Growing Number of Buyers Test the Market
Home buyers continue to test the market and hundreds of homes sold throughout the San Fernando Valley during June with sales only slightly behind numbers posted a year ago, the Southland Regional Association of Realtors® reported.
Realtors closed escrow on 671 single-family homes during June, off 19 sales or 2.8 percent below the 669 sales of June 2007. A total of 230 condominiums also changed owners last month, off 15 sales or 6.1 percent below last year's 245 transactions.
"There is considerable activity out there with a growing number of buyers interested in the wide range of opportunities that this market presents," said Mary Funk, president of the Southland Regional Association of Realtors®.
"Prices are favorable and there are some fantastic buyer assistance programs available," Funk said, "yet too often buyers make false assumptions about the market. Too often they fail to understand that real estate is very regional, very local, and that the market here is vastly better off than, for example, Riverside County and the Inland Empire which had far more new home sales and, as a result, many more foreclosures."
Unlike those areas, the inventory of homes for sale throughout the San Fernando Valley favors local buyers only slightly, thus making it less likely that sellers - be they real sellers, banks selling foreclosures or short sales - will accept steep discounts in the resale price.
"Yes we have foreclosures and short sales locally and yes they are up dramatically from historically low levels," said Jim Link, the Association's chief executive officer, "but in real numbers we don't have the vast unsold inventory of other harder-hit regions of the state."
A total of 6,935 properties were listed for sale at the end of June, up 1.6 percent from a year ago, but down 2.0 percent from May.
At the current pace of sales, the inventory represents a 7.7-month supply, only slightly higher than the 5- to 6-month supply deemed to represent a balanced market.
For comparison, at the height of the recent sellers' boom market the inventory frequently hovered at a less than 1-month supply. And, in the early 1990s, when a recession wracked the nation and California rebuilt its economy, the supply often soared above a 20-months, hitting a record 23-month inventory in January 1993 with total listings at nearly 15,000 in July of 1992 -double the number of properties on the market today.

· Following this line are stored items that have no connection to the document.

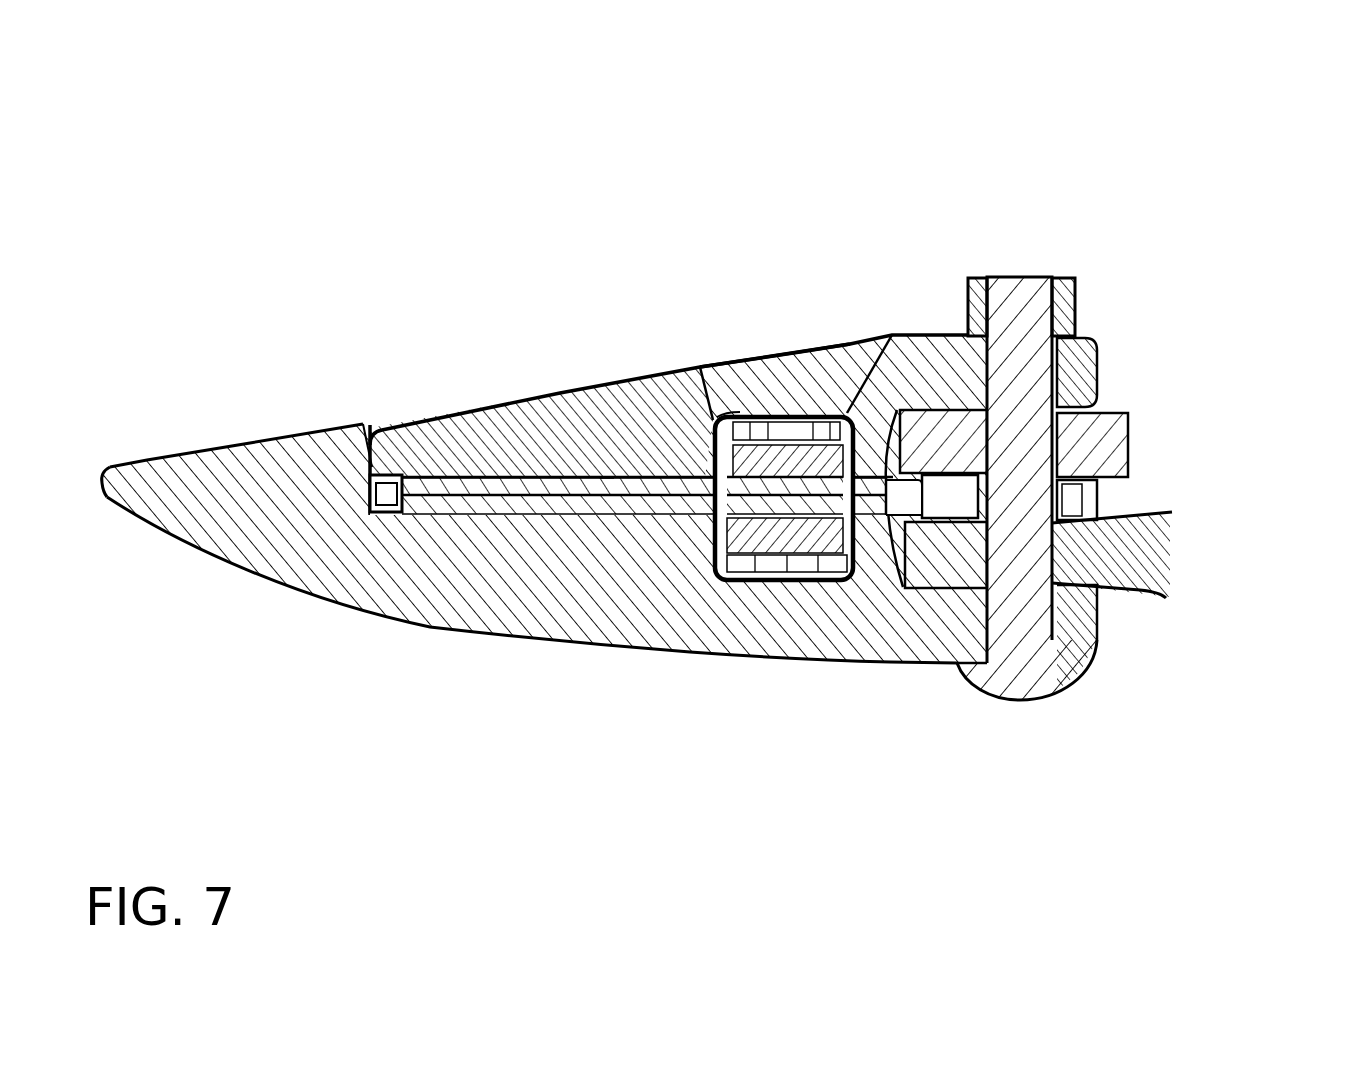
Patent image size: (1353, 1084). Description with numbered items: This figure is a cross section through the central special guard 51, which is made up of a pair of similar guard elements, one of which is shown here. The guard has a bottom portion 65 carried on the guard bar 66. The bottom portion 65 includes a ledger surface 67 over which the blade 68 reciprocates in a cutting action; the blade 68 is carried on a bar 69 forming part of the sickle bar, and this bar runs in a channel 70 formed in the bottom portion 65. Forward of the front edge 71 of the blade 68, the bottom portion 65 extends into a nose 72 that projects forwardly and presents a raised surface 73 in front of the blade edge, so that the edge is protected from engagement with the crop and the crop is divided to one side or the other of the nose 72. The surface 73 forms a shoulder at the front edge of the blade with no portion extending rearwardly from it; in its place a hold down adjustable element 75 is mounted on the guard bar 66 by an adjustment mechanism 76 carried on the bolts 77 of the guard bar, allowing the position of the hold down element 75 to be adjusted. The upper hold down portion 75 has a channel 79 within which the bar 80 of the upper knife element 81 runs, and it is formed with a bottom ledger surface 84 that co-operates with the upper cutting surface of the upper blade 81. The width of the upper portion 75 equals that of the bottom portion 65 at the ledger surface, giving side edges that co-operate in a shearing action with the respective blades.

The central special guard 51 is at (720, 280).
The bottom portion 65 is at (713, 652).
The guard bar 66 is at (1132, 548).
The ledger surface 67 is at (507, 513).
The blade 68 is at (488, 477).
The bar 69 is at (870, 580).
The channel 70 is at (780, 558).
The front edge 71 is at (411, 430).
The nose 72 is at (250, 513).
The raised surface 73 is at (360, 440).
The hold down adjustable element 75 is at (757, 373).
The adjustment mechanism 76 is at (1130, 380).
The bolts 77 is at (1020, 293).
The channel 79 is at (892, 335).
The bar 80 is at (700, 367).
The upper knife element 81 is at (607, 477).
The bottom ledger surface 84 is at (557, 510).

Still, the impact of greater difficulty in qualifying for a loan, plus the presence of foreclosure - which are more complicated and take longer to conclude than traditional sales - have yielded fewer sales along with falling resale prices, Funk and Link said.

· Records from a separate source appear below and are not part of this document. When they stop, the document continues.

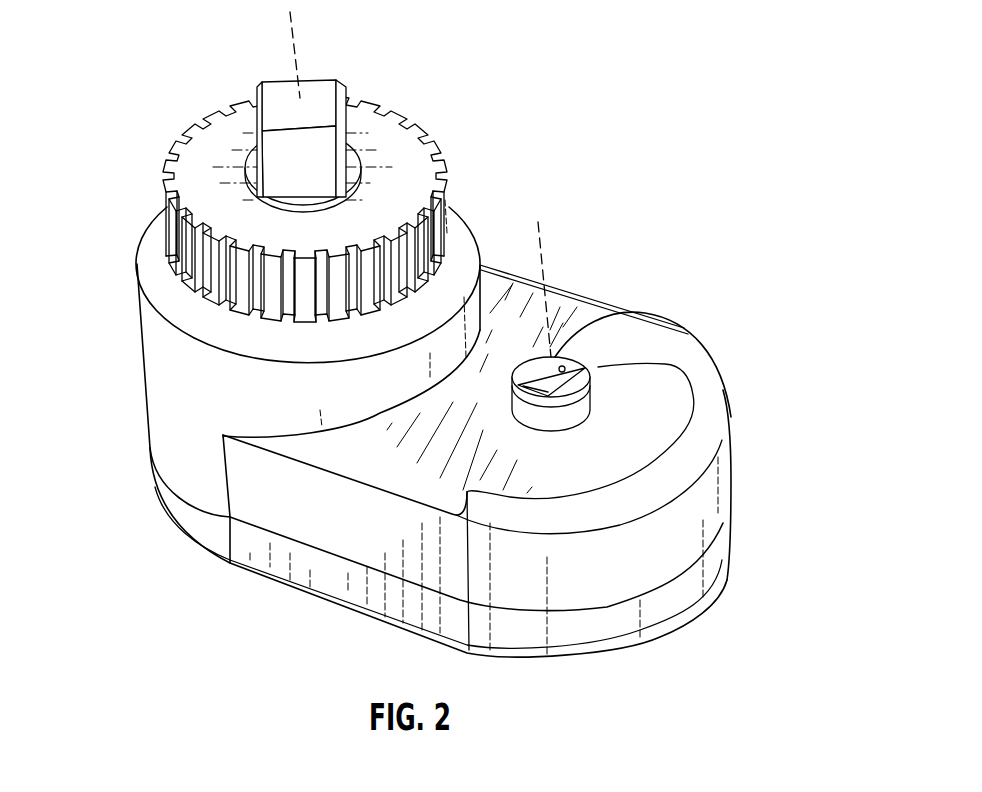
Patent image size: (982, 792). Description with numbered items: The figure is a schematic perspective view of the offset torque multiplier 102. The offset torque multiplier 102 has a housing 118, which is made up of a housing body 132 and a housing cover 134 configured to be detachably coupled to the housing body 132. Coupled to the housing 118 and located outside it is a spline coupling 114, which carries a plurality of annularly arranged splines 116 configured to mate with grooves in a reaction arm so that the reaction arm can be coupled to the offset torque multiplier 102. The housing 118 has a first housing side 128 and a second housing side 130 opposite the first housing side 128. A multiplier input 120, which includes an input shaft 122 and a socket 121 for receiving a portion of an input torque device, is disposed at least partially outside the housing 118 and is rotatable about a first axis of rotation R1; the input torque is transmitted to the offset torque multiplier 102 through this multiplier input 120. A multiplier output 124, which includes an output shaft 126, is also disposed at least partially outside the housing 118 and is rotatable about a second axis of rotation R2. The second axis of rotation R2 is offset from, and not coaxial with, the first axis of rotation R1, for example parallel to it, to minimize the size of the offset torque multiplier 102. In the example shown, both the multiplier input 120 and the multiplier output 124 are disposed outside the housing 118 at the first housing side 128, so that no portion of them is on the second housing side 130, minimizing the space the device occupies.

The offset torque multiplier 102 is at (416, 331).
The spline coupling 114 is at (413, 158).
The splines 116 is at (410, 111).
The housing 118 is at (667, 367).
The multiplier input 120 is at (611, 371).
The socket 121 is at (560, 360).
The input shaft 122 is at (558, 418).
The multiplier output 124 is at (338, 78).
The output shaft 126 is at (257, 165).
The first housing side 128 is at (309, 164).
The second housing side 130 is at (413, 470).
The housing body 132 is at (147, 390).
The housing cover 134 is at (170, 516).
The first axis of rotation R1 is at (548, 246).
The second axis of rotation R2 is at (296, 42).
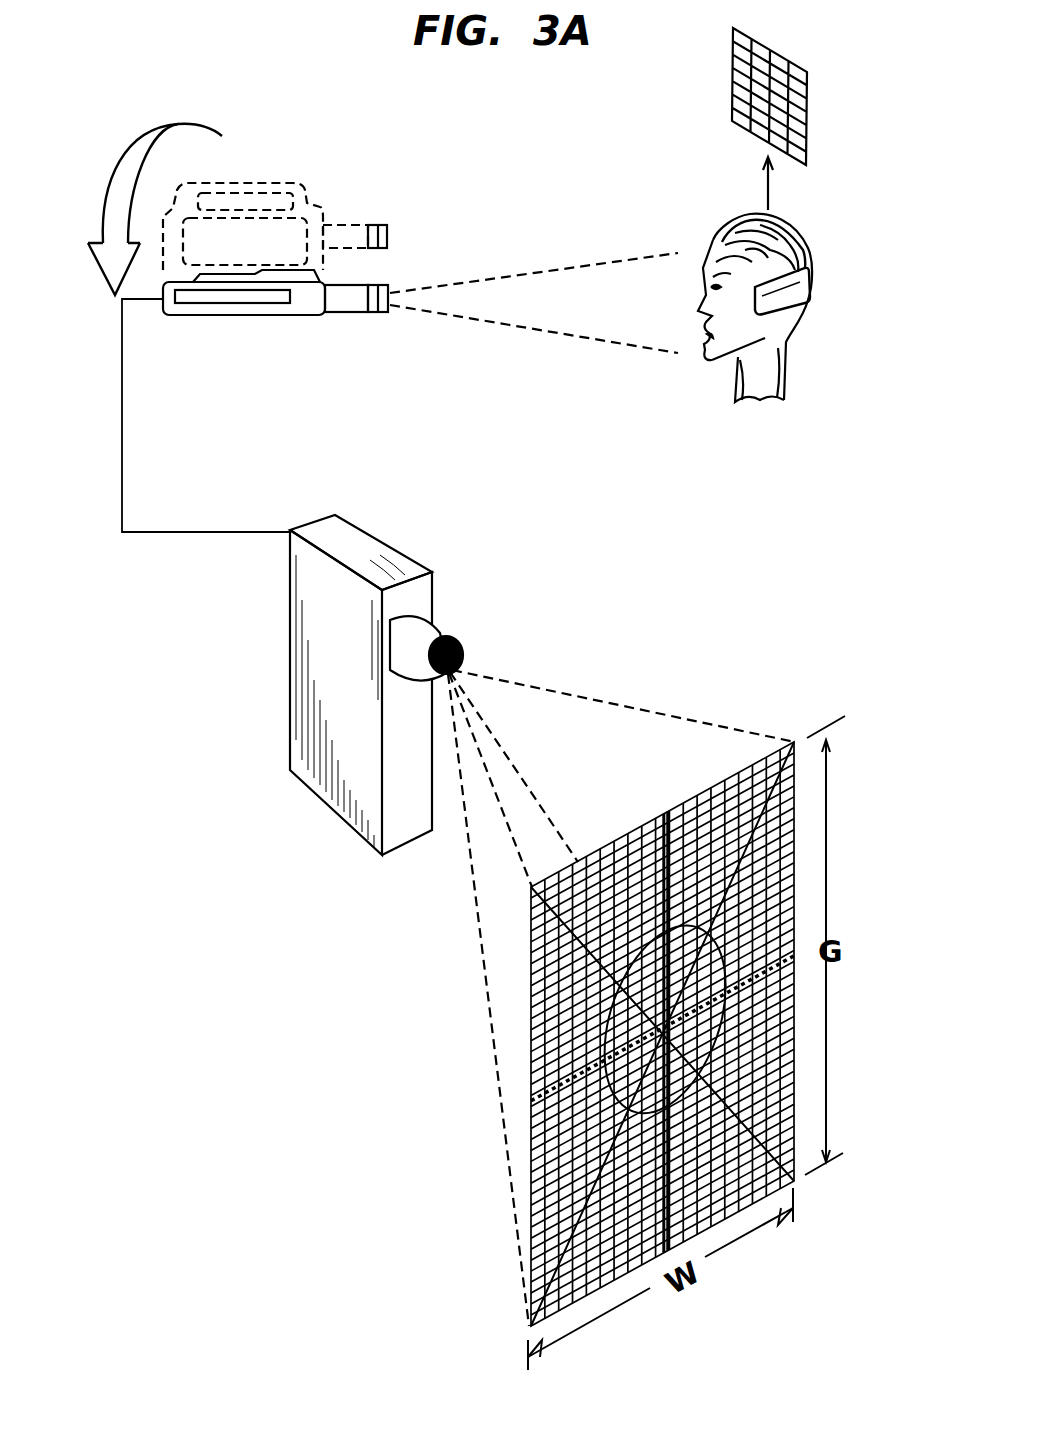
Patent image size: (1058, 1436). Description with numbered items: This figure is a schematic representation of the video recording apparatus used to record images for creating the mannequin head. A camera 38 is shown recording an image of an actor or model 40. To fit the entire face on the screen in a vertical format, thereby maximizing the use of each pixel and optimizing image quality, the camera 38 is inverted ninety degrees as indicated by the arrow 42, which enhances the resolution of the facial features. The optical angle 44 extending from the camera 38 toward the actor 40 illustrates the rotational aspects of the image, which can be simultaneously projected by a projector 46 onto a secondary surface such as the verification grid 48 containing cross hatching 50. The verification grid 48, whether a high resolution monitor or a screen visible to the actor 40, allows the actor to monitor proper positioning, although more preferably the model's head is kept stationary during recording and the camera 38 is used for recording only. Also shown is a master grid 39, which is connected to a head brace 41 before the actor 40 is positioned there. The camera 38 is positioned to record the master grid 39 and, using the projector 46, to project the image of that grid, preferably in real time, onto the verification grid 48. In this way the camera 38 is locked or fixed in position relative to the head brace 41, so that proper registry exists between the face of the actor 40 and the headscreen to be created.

The median price of single-family homes sold last month was $431,000, down 34.2 percent from a year ago when the record high of $655,000 was set. The condo median price of $295,000 was off 26.2 percent. The condo record high of $41 5,000 was set in February 2006.
Too many buyers see reports of falling prices make the false assumption an offer that might make sense elsewhere will fly locally, but that often is not the case," Funk said. ‘They presume it is a desperate market and that people will sell way under market value, but sellers, especially banks, will still do an appraisal and will insist on market value.
"I know that people are hesitant, unsure where the economy is headed and they are wondering if prices will go even lower," Funk said. "At the risk of trivializing the plight of some homeowners or offering a cliche, this truly is a good time to buy. Prices are good and there are some fantastic programs out there now or coming soon that will help buyers, especially those entering the market for the first time."
Statistics support the notion that a growing number of people are entering the market.
Pending sales - a measure of future resale statistics - increased 20.6 percent from a year ago and were up slightly from May. There were 1,128 open escrows at the end of June, the third consecutive month that pending sales have increased and topped the 1,000 benchmark.
"We would have liked to have seen sales ahead of last year, but the difference is slight," Link said. "The increase in pending sales gives us some optimism that the market has hit bottom and sales activity will grow stronger incoming months."
Yet Link and Funk agreed that the market will achieve some measure of normalcy only when foreclosures and short pays have worked their way out of the system and the average consumer has renewed faith that lenders are secure and when they begin writing loans that make sense for home buyers.
"That is already happening," Link said, "We believe the healing process is already well underway."